İsrail Başbakanı Binyamin Netanyahu, son zamanlarda yaptığı bir açıklamada Gazze'deki açlık durumunu yalanlar nitelikte ifadelerde bulundu. "Gazze'de kimse açlıktan ölmüyor" diyen Netanyahu, bölgedeki insani kriz hakkında kaygı duyanlar için tartışmalı bir yanıt verdi. Ancak bu açıklamanın hemen ardından gelen rakamlar ve tanıkların ifadeleri, Gazze'deki gerçekleri gözler önüne seriyor.
Birleşmiş Milletler’in verilerine göre, Gazze’de 2 milyon kişi yaşamaktadır ve bu nüfusun büyük bir kısmı insani yardıma muhtaç durumdadır. Son verilere göre, bu insanların %70'inden fazlası yetersiz beslenme riski altındadır. Savaş ve ambargo nedeniyle Gazze'de yiyecek ve içecek kaynakları kısıtlı hale gelmişken, Netanyahu'nun bu iddiaları, bölgedeki pek çok insan için gerçek bir tehdit oluşturmaktadır.
Ayrıca, Gazze'deki sağlık kuruluşlarının kapasiteleri neredeyse dolmuş durumda. Üstüne üstlük, devam eden çatışmalar, tıbbi malzemelerin teminini engelleyerek hastaların tedavi edilmesini daha da zor bir hale getiriyor. Gazze'de yaşayan birçok insan, sürekli ya da acil olarak besin temin edemeyecek durumda. Dolayısıyla, Netanyahu'nun açıklamaları, bölgedeki gerçekleri yansıtmakta yetersiz kalıyor.

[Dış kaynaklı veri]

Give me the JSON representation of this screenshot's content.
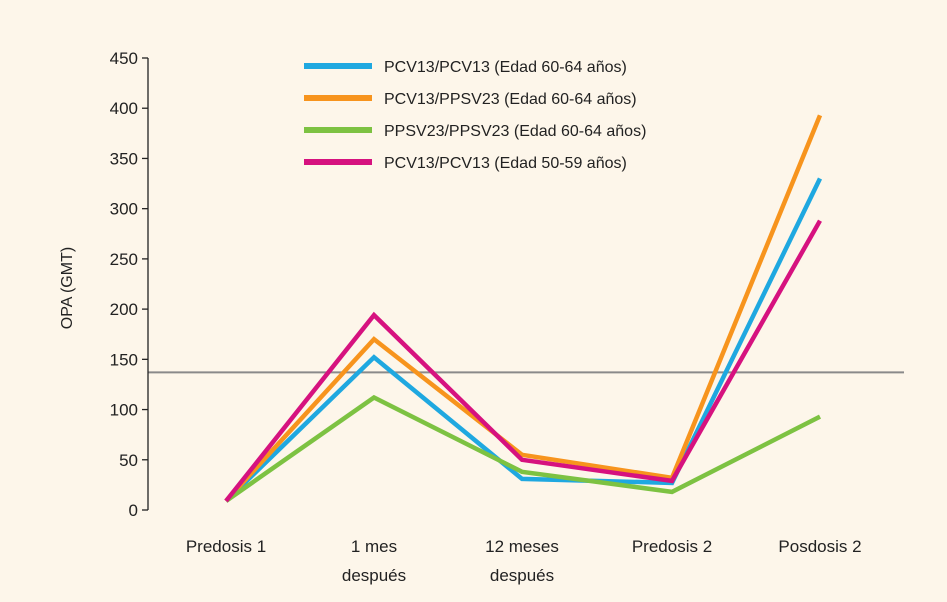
{
  "chart_data": {
    "type": "line",
    "title": "",
    "xlabel": "",
    "ylabel": "OPA (GMT)",
    "ylim": [
      0,
      450
    ],
    "yticks": [
      0,
      50,
      100,
      150,
      200,
      250,
      300,
      350,
      400,
      450
    ],
    "categories": [
      [
        "Predosis 1"
      ],
      [
        "1 mes",
        "después"
      ],
      [
        "12 meses",
        "después"
      ],
      [
        "Predosis 2"
      ],
      [
        "Posdosis 2"
      ]
    ],
    "reference_line": 137,
    "reference_color": "#8a8a8a",
    "legend_position": "top-center",
    "grid": false,
    "series": [
      {
        "name": "PCV13/PCV13 (Edad 60-64 años)",
        "color": "#1fa8e0",
        "values": [
          9,
          152,
          31,
          27,
          330
        ]
      },
      {
        "name": "PCV13/PPSV23 (Edad 60-64 años)",
        "color": "#f7941d",
        "values": [
          9,
          170,
          55,
          32,
          393
        ]
      },
      {
        "name": "PPSV23/PPSV23 (Edad 60-64 años)",
        "color": "#7dc242",
        "values": [
          9,
          112,
          38,
          18,
          93
        ]
      },
      {
        "name": "PCV13/PCV13 (Edad 50-59 años)",
        "color": "#d6127f",
        "values": [
          9,
          194,
          50,
          29,
          288
        ]
      }
    ]
  }
}
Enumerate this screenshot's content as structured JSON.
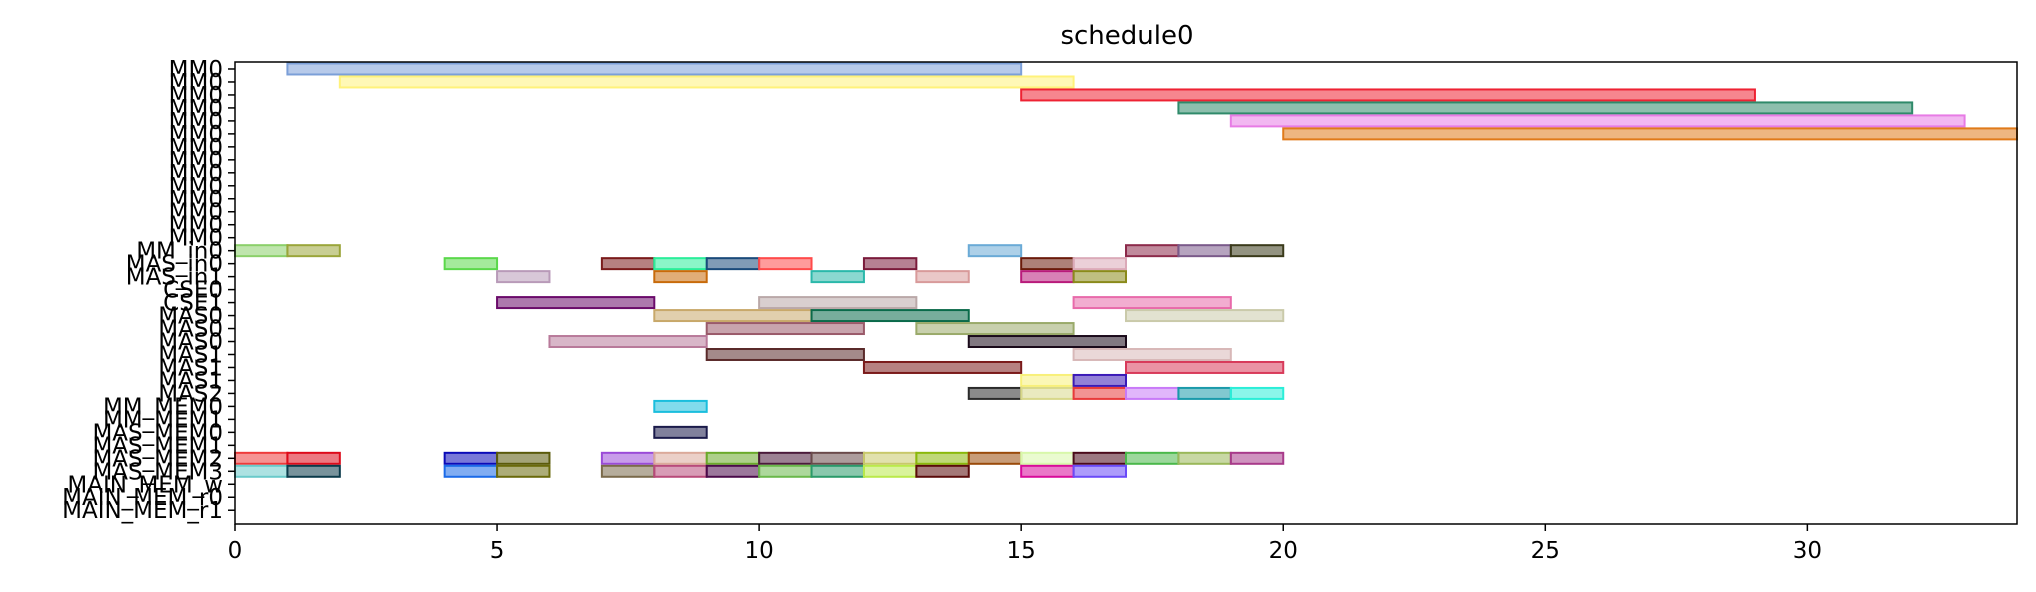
{
  "chart_data": {
    "type": "gantt",
    "title": "schedule0",
    "xlim": [
      0,
      34
    ],
    "xticks": [
      0,
      5,
      10,
      15,
      20,
      25,
      30
    ],
    "ylabels": [
      "MM0",
      "MM0",
      "MM0",
      "MM0",
      "MM0",
      "MM0",
      "MM0",
      "MM0",
      "MM0",
      "MM0",
      "MM0",
      "MM0",
      "MM0",
      "MM0",
      "MM_in0",
      "MAS_in0",
      "MAS_in1",
      "CSE0",
      "CSE1",
      "MAS0",
      "MAS0",
      "MAS0",
      "MAS1",
      "MAS1",
      "MAS1",
      "MAS2",
      "MM_MEM0",
      "MM_MEM1",
      "MAS_MEM0",
      "MAS_MEM1",
      "MAS_MEM2",
      "MAS_MEM3",
      "MAIN_MEM_w",
      "MAIN_MEM_r0",
      "MAIN_MEM_r1"
    ],
    "tasks": [
      {
        "row": 0,
        "start": 1,
        "end": 15,
        "color": "#7b9fd8"
      },
      {
        "row": 1,
        "start": 2,
        "end": 16,
        "color": "#fff27a"
      },
      {
        "row": 2,
        "start": 15,
        "end": 29,
        "color": "#ee2233"
      },
      {
        "row": 3,
        "start": 18,
        "end": 32,
        "color": "#2f8a6a"
      },
      {
        "row": 4,
        "start": 19,
        "end": 33,
        "color": "#e77be5"
      },
      {
        "row": 5,
        "start": 20,
        "end": 34,
        "color": "#e07a1a"
      },
      {
        "row": 14,
        "start": 0,
        "end": 1,
        "color": "#8bd06a"
      },
      {
        "row": 14,
        "start": 1,
        "end": 2,
        "color": "#9aa53a"
      },
      {
        "row": 14,
        "start": 14,
        "end": 15,
        "color": "#6aaad6"
      },
      {
        "row": 14,
        "start": 17,
        "end": 18,
        "color": "#8c2a4a"
      },
      {
        "row": 14,
        "start": 18,
        "end": 19,
        "color": "#7a5a8a"
      },
      {
        "row": 14,
        "start": 19,
        "end": 20,
        "color": "#3a3a1a"
      },
      {
        "row": 15,
        "start": 4,
        "end": 5,
        "color": "#5ad84a"
      },
      {
        "row": 15,
        "start": 7,
        "end": 8,
        "color": "#7a1a1a"
      },
      {
        "row": 15,
        "start": 8,
        "end": 9,
        "color": "#2aee9a"
      },
      {
        "row": 15,
        "start": 9,
        "end": 10,
        "color": "#1a4a7a"
      },
      {
        "row": 15,
        "start": 10,
        "end": 11,
        "color": "#ff4a4a"
      },
      {
        "row": 15,
        "start": 12,
        "end": 13,
        "color": "#7a1a3a"
      },
      {
        "row": 15,
        "start": 15,
        "end": 16,
        "color": "#6a1a0a"
      },
      {
        "row": 15,
        "start": 16,
        "end": 17,
        "color": "#dbaab8"
      },
      {
        "row": 16,
        "start": 5,
        "end": 6,
        "color": "#b89ab8"
      },
      {
        "row": 16,
        "start": 8,
        "end": 9,
        "color": "#c86a0a"
      },
      {
        "row": 16,
        "start": 11,
        "end": 12,
        "color": "#2ab8aa"
      },
      {
        "row": 16,
        "start": 13,
        "end": 14,
        "color": "#d89a9a"
      },
      {
        "row": 16,
        "start": 15,
        "end": 16,
        "color": "#b81a7a"
      },
      {
        "row": 16,
        "start": 16,
        "end": 17,
        "color": "#8a8a1a"
      },
      {
        "row": 18,
        "start": 5,
        "end": 8,
        "color": "#6a0a6a"
      },
      {
        "row": 18,
        "start": 10,
        "end": 13,
        "color": "#baa8a8"
      },
      {
        "row": 18,
        "start": 16,
        "end": 19,
        "color": "#e86aaa"
      },
      {
        "row": 19,
        "start": 8,
        "end": 11,
        "color": "#c8a86a"
      },
      {
        "row": 19,
        "start": 11,
        "end": 14,
        "color": "#0a6a4a"
      },
      {
        "row": 19,
        "start": 17,
        "end": 20,
        "color": "#cacaaa"
      },
      {
        "row": 20,
        "start": 9,
        "end": 12,
        "color": "#9a5a6a"
      },
      {
        "row": 20,
        "start": 13,
        "end": 16,
        "color": "#9aaa6a"
      },
      {
        "row": 21,
        "start": 6,
        "end": 9,
        "color": "#b87a9a"
      },
      {
        "row": 21,
        "start": 14,
        "end": 17,
        "color": "#1a0a1a"
      },
      {
        "row": 22,
        "start": 9,
        "end": 12,
        "color": "#5a2a2a"
      },
      {
        "row": 22,
        "start": 16,
        "end": 19,
        "color": "#d8b8b8"
      },
      {
        "row": 23,
        "start": 12,
        "end": 15,
        "color": "#7a1a1a"
      },
      {
        "row": 23,
        "start": 17,
        "end": 20,
        "color": "#d83a5a"
      },
      {
        "row": 24,
        "start": 15,
        "end": 16,
        "color": "#f8f07a"
      },
      {
        "row": 24,
        "start": 16,
        "end": 17,
        "color": "#3a1ab8"
      },
      {
        "row": 25,
        "start": 14,
        "end": 15,
        "color": "#2a2a2a"
      },
      {
        "row": 25,
        "start": 15,
        "end": 16,
        "color": "#d8d88a"
      },
      {
        "row": 25,
        "start": 16,
        "end": 17,
        "color": "#e83a3a"
      },
      {
        "row": 25,
        "start": 17,
        "end": 18,
        "color": "#c87af8"
      },
      {
        "row": 25,
        "start": 18,
        "end": 19,
        "color": "#1a9aaa"
      },
      {
        "row": 25,
        "start": 19,
        "end": 20,
        "color": "#2aeed8"
      },
      {
        "row": 26,
        "start": 8,
        "end": 9,
        "color": "#1abedd"
      },
      {
        "row": 28,
        "start": 8,
        "end": 9,
        "color": "#1a1a4a"
      },
      {
        "row": 30,
        "start": 0,
        "end": 1,
        "color": "#ee3a3a"
      },
      {
        "row": 30,
        "start": 1,
        "end": 2,
        "color": "#dd0a1a"
      },
      {
        "row": 30,
        "start": 4,
        "end": 5,
        "color": "#0a0ab8"
      },
      {
        "row": 30,
        "start": 5,
        "end": 6,
        "color": "#5a5a0a"
      },
      {
        "row": 30,
        "start": 7,
        "end": 8,
        "color": "#9a4ad8"
      },
      {
        "row": 30,
        "start": 8,
        "end": 9,
        "color": "#dbaa9a"
      },
      {
        "row": 30,
        "start": 9,
        "end": 10,
        "color": "#6aaa2a"
      },
      {
        "row": 30,
        "start": 10,
        "end": 11,
        "color": "#4a1a3a"
      },
      {
        "row": 30,
        "start": 11,
        "end": 12,
        "color": "#6a4a4a"
      },
      {
        "row": 30,
        "start": 12,
        "end": 13,
        "color": "#c8c86a"
      },
      {
        "row": 30,
        "start": 13,
        "end": 14,
        "color": "#8ab80a"
      },
      {
        "row": 30,
        "start": 14,
        "end": 15,
        "color": "#9a4a0a"
      },
      {
        "row": 30,
        "start": 15,
        "end": 16,
        "color": "#d8f8aa"
      },
      {
        "row": 30,
        "start": 16,
        "end": 17,
        "color": "#4a0a1a"
      },
      {
        "row": 30,
        "start": 17,
        "end": 18,
        "color": "#4ab84a"
      },
      {
        "row": 30,
        "start": 18,
        "end": 19,
        "color": "#9ab85a"
      },
      {
        "row": 30,
        "start": 19,
        "end": 20,
        "color": "#a83a8a"
      },
      {
        "row": 31,
        "start": 0,
        "end": 1,
        "color": "#6acaca"
      },
      {
        "row": 31,
        "start": 1,
        "end": 2,
        "color": "#0a3a4a"
      },
      {
        "row": 31,
        "start": 4,
        "end": 5,
        "color": "#1a6ae8"
      },
      {
        "row": 31,
        "start": 5,
        "end": 6,
        "color": "#6a6a0a"
      },
      {
        "row": 31,
        "start": 7,
        "end": 8,
        "color": "#7a6a4a"
      },
      {
        "row": 31,
        "start": 8,
        "end": 9,
        "color": "#b84a7a"
      },
      {
        "row": 31,
        "start": 9,
        "end": 10,
        "color": "#4a0a4a"
      },
      {
        "row": 31,
        "start": 10,
        "end": 11,
        "color": "#6ab84a"
      },
      {
        "row": 31,
        "start": 11,
        "end": 12,
        "color": "#2a9a6a"
      },
      {
        "row": 31,
        "start": 12,
        "end": 13,
        "color": "#baea4a"
      },
      {
        "row": 31,
        "start": 13,
        "end": 14,
        "color": "#5a0a0a"
      },
      {
        "row": 31,
        "start": 15,
        "end": 16,
        "color": "#d80a9a"
      },
      {
        "row": 31,
        "start": 16,
        "end": 17,
        "color": "#6a4af8"
      }
    ]
  }
}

Gazze’de yaşayan tanıkların ve yerel gazetecilerin ifadeleri, Netanyahu'nun açıklamalarına ışık tutuyor. Yerel bir gazeteci, "Bazı ailelerin bir hafta boyunca sadece ekmek yediğini gördüm" diyerek bölgedeki yetersiz beslenmenin ciddiyetini vurguladı. Ayrıca, Gazze'deki caddelerde insanların yardımı beklerken görüldüğünü belirten bir diğer tanık, "Yardım gelmediğinde, yiyecek bulmak çok zor oluyor" ifadesini kullandı.
Son yıllarda, bir çok sivil toplum kuruluşu ve insan hakları derneği, Gazze'deki açlık ve yetersiz beslenme ile ilgili çeşitli raporlar yayımladı. Bu raporlarda, gıda fiyatlarının yükselmesi ve yerel üretimin azalmasının sonuçları detaylı bir şekilde analiz ediliyor. Tek bir besin maddesinin fiyatı, uluslararası yardım gruplarının bile desteğini almayı zorlaştırıyor. İşsizlik oranlarının %50’den fazla olduğu bu bölgede, insanlar geçimlerini sağlamakta zorluk çekiyor.
Netanyahu'nun, Gazze'deki insani durumu görmezden gelmesi, sadece siyaseten değil, aynı zamanda etik açıdan da sorgulanmayı beraberinde getiriyor. Taraflar arasındaki ilişkilerin daha da gerginleşmesine neden olan bu durum için uluslararası toplumun daha da duyarlı olması gerektiği aşikar. Özellikle yardım kuruluşlarının daha etkin bir biçimde çalışabilmesi için bölgede barış ve istikrar ortamının sağlanması son derece önemlidir. Zira, insanlar sadece, siyasetçilerin söylemleri ile açlık ya da sağlık sorunları ile karşı karşıya kalmamalıdır.
Son olarak, Netanyahu'nun sözlerinin ardındaki gerçekleri sorgulamak, Gazze'deki insani krizi anlamak için kritik bir adım. Açlık ve yetersiz beslenme, sadece bireyleri değil, toplumları da etkileyen bir sorundur. Bu nedenle, uluslararası toplumun birlikte hareket ederek bu duruma çözüm bulması ve gerçekleri kamuoyuna duyurması elzemdir.